Marking a feed entry as read is just a POST to the server; the tricky part is deciding when a feed entry has been read. We just use Google Reader’s algorithm for this: if a feed entry’s end is visible on the screen, we assume it has been read. So, checkRead, which is called every time the user scrolls, goes through all the entries, and marks the ones whose end is visible as read.

    self.markRead = function(entry) {
        log("Marking as read: ", entry.title);
        (new Request({
            url: "/mark-read",
            onSuccess: function() {
                log("Marked as read: ", entry.title);
                entry.read(true);
            }
        })).send("feed_url="+entry.feed.url+"&url="+entry.link);
    }

    self.checkRead = function() {
        var feedContentE = $("feedContent");
        var feedEntriesE = feedContentE.getElements("li.feedEntry");
        self.selectedFeedEntries().reduce(function (totalHeight, entry, i) {
            // If an entry is fully visible, it is read.
            if (totalHeight < feedContentE.scrollTop + feedContentE.clientHeight
                && !entry.read()) {
                self.markRead(entry);
            }
            return totalHeight + feedEntriesE[i].getSize().y;
        }, 0);
    }
}

That’s it for Knockout’s model; all we have to do now is set everything up.

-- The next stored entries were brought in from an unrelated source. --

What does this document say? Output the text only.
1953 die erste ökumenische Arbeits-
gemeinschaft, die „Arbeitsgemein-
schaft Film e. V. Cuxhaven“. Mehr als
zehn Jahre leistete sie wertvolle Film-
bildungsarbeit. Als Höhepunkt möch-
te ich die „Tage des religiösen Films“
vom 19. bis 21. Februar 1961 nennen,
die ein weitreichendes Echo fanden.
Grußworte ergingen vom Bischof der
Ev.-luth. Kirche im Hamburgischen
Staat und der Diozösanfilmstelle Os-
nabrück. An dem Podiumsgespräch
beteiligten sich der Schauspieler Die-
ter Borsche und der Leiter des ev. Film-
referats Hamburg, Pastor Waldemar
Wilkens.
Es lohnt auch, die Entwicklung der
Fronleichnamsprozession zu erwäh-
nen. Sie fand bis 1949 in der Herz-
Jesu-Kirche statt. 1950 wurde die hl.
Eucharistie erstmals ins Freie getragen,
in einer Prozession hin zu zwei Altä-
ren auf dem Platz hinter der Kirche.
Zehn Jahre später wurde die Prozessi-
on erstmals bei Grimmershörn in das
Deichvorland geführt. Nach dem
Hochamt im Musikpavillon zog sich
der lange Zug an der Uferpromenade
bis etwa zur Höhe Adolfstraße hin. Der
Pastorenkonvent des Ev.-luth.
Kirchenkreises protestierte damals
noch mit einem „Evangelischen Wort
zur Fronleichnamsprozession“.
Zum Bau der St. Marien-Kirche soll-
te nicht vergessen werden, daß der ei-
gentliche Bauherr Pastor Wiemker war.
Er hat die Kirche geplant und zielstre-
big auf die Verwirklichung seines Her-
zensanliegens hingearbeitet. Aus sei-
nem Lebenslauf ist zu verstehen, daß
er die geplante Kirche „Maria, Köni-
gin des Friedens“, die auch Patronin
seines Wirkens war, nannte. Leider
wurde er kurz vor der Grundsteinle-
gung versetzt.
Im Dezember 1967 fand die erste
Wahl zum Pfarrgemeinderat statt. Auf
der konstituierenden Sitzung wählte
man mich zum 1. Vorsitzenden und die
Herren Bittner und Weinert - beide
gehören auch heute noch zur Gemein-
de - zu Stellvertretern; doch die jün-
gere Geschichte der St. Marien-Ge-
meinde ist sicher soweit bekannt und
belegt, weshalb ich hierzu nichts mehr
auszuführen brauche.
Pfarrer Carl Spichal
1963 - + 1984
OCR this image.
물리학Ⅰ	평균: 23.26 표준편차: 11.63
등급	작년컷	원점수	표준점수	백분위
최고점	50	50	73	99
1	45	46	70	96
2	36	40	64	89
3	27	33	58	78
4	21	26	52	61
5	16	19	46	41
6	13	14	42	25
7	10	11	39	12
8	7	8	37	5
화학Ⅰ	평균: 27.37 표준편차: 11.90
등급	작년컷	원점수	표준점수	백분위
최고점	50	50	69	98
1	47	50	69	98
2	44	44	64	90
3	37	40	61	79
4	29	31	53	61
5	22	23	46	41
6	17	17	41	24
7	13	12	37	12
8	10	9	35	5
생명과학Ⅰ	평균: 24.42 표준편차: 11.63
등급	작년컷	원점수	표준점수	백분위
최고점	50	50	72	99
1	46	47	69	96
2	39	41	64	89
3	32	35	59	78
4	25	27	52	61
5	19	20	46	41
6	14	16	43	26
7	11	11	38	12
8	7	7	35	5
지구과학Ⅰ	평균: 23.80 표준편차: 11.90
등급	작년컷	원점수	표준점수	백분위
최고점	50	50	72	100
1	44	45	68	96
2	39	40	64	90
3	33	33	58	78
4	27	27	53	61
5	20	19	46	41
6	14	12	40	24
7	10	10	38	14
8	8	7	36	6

First, we need a function that resizes the elements so that they fit the entire screen. Then, once the DOM is ready, we resize the layout, initialize Knockout, set up a timer to reload the feeds every ten seconds, and setup the scroll event that triggers checkRead.

function setupLayout() {
    var height = document.getSize().y - $$("header")[0].getSize().y - 20;
    $("feeds").setStyle("height", height + "px");
    $("feedContent").setStyle("height", height + "px");
    var feedContentWidth = document.getSize().x - $("feeds").getSize().x - 28;
    $("feedContent").setStyle("width", feedContentWidth + "px");
}

document.addEvent("domready", function() {
    setupLayout();
    window.addEvent("resize", setupLayout);

    // Model is global.
    model = new AppViewModel();
    ko.applyBindings(model);
    model.reload();
    log("document loaded");

    var updateInterval = 10000;
    var updater = function () {
        model.reload();
        this.delay(updateInterval, this);
    };
    updater.delay(updateInterval, updater);

    $("feedContent").addEvent("scroll", function() {
        model.checkRead();
    });
});

And there you have it: a simple web-based news aggregator. The code took about nine and a half hours to write, and none of it was particularly tricky. Just a guess, I’d say making Zingr multi-user wouldn’t be hard at all, but making it support a lot of users at once would be.